Seorang Teis dalam Kesekaratannya
4/22/2011 11:45:00 AM"Tuhan itu tidak ada."
Tawa hampa.
"Kenapa tertawa?"
"Kamu bodoh. Tuhan itu ada, dan perdebatan semacam ini yang mengisi kehidupan manusia sepanjang ribuan tahun."
"Jadi, kamu percaya bahwa Tuhan itu ada?"
"Tuhan itu ada, tapi bagiku Ia lebih suka bersembunyi di balik hal-hal sederhana dalam kehidupan, tapi begitu nyata dalam hal-hal buruk yang kualami setelah mengingkari ada-Nya.
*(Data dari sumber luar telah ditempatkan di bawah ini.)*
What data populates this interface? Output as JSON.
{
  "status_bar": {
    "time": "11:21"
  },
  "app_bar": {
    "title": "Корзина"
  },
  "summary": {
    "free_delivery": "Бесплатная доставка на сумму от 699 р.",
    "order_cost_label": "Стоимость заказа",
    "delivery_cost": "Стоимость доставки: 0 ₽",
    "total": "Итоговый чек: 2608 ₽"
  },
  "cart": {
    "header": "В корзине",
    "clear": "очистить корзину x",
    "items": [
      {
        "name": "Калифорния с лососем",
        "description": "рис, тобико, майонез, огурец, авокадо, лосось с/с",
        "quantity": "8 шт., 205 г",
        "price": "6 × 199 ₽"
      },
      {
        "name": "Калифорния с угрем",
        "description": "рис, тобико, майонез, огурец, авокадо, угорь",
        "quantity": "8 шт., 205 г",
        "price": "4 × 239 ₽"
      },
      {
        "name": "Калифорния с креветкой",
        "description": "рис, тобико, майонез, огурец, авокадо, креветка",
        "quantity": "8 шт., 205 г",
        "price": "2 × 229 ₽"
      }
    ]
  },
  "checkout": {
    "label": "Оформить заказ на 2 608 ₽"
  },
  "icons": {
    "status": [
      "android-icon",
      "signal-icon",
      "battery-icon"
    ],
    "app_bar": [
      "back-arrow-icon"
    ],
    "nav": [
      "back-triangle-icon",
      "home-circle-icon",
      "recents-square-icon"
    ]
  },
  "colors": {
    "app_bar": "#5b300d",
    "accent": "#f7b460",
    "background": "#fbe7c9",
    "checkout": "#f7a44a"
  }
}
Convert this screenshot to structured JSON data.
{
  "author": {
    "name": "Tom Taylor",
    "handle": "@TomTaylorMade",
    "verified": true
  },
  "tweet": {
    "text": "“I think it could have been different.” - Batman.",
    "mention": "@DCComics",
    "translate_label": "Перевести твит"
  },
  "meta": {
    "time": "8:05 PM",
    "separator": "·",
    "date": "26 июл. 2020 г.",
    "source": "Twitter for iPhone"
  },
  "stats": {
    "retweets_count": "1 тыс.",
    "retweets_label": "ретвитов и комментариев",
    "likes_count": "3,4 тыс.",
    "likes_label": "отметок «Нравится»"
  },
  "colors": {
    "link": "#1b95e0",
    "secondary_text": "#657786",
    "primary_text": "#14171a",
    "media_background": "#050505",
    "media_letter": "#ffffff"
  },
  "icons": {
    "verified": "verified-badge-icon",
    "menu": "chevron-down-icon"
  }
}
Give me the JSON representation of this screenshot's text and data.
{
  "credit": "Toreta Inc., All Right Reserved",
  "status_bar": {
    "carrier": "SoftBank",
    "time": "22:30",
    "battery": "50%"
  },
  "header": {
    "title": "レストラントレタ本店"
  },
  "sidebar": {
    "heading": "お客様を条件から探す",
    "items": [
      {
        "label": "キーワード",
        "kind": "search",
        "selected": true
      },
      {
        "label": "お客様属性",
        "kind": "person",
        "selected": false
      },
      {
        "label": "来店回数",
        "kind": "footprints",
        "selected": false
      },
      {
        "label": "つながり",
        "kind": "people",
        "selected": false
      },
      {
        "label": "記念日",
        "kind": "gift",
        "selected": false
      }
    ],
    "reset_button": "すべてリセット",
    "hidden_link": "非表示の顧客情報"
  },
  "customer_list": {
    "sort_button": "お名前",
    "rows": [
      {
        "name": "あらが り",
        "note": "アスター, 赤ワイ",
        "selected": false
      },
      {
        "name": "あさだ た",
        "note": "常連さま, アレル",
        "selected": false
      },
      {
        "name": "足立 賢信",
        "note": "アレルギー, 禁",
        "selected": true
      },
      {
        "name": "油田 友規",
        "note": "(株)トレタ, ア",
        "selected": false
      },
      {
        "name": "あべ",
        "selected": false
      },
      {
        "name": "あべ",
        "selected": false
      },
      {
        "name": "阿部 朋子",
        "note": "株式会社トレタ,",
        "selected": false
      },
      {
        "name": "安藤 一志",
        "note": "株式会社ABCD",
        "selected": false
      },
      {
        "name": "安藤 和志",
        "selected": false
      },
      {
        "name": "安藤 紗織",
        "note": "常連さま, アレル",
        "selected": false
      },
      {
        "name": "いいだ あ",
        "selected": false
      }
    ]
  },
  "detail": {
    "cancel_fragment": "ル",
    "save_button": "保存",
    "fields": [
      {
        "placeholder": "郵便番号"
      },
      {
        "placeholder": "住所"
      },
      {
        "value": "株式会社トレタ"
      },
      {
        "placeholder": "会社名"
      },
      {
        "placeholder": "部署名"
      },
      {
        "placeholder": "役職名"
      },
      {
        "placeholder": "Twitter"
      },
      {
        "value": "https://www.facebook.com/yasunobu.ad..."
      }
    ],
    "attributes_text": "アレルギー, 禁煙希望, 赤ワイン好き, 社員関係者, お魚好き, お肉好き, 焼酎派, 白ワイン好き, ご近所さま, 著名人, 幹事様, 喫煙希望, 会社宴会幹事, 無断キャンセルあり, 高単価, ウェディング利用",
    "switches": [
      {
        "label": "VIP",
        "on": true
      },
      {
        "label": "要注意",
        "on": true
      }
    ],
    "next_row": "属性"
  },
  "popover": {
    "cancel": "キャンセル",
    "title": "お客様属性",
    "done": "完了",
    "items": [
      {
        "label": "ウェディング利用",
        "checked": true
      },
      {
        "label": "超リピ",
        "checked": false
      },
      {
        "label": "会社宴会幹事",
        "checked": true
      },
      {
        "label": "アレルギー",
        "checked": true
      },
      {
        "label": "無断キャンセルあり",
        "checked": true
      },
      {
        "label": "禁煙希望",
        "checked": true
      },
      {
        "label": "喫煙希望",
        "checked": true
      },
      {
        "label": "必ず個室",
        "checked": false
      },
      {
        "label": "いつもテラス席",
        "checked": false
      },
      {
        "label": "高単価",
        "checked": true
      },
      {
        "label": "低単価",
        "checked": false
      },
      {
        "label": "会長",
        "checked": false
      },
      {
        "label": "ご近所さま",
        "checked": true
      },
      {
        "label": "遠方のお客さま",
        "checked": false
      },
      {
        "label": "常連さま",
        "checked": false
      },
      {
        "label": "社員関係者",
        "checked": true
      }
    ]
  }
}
Aku memandang kamu, dalam ketidakpercayaanmu, tapi kamu hidup dalam baik-baik saja. Aku hidup dalam kepercayaanku, tapi sekali waktu kulalai mengikuti-Nya, aku terimbasi .. apa? Marah-Nya? Ia menjadi nyata di hadapan orang-orang yang mencari dalam irasionalitasnya, dan aku bertemu dengan-Nya sekedar di potongan film-film pendek yang menitikkan air mata, kemudian selesai. Katanya manusia hidup dalam hakikatnya untuk mencari kebenaran, tapi toh kemudian ditemukan Kebenaran itu, kita sama-sama maju saling hantam pembenaran kita masing-masing."
"..."
"Lagi, dalam kepercayaanku, kucoba temukan Tuhan dalam perayaan dan tradisi. Dulu Ia hadir di kandang domba, tapi dalam penjelmaannya sekarang dalam potongan-potongan hosti, Ia terkekang dalam wadah lapis emas berharga sekian juta. Aku tidak menemukan apa-apa, hanya meratap menyaksikan pengemis-pengemis di luar gereja yang tidak bisa mencari makan atau sekedar uang seribu rupiah.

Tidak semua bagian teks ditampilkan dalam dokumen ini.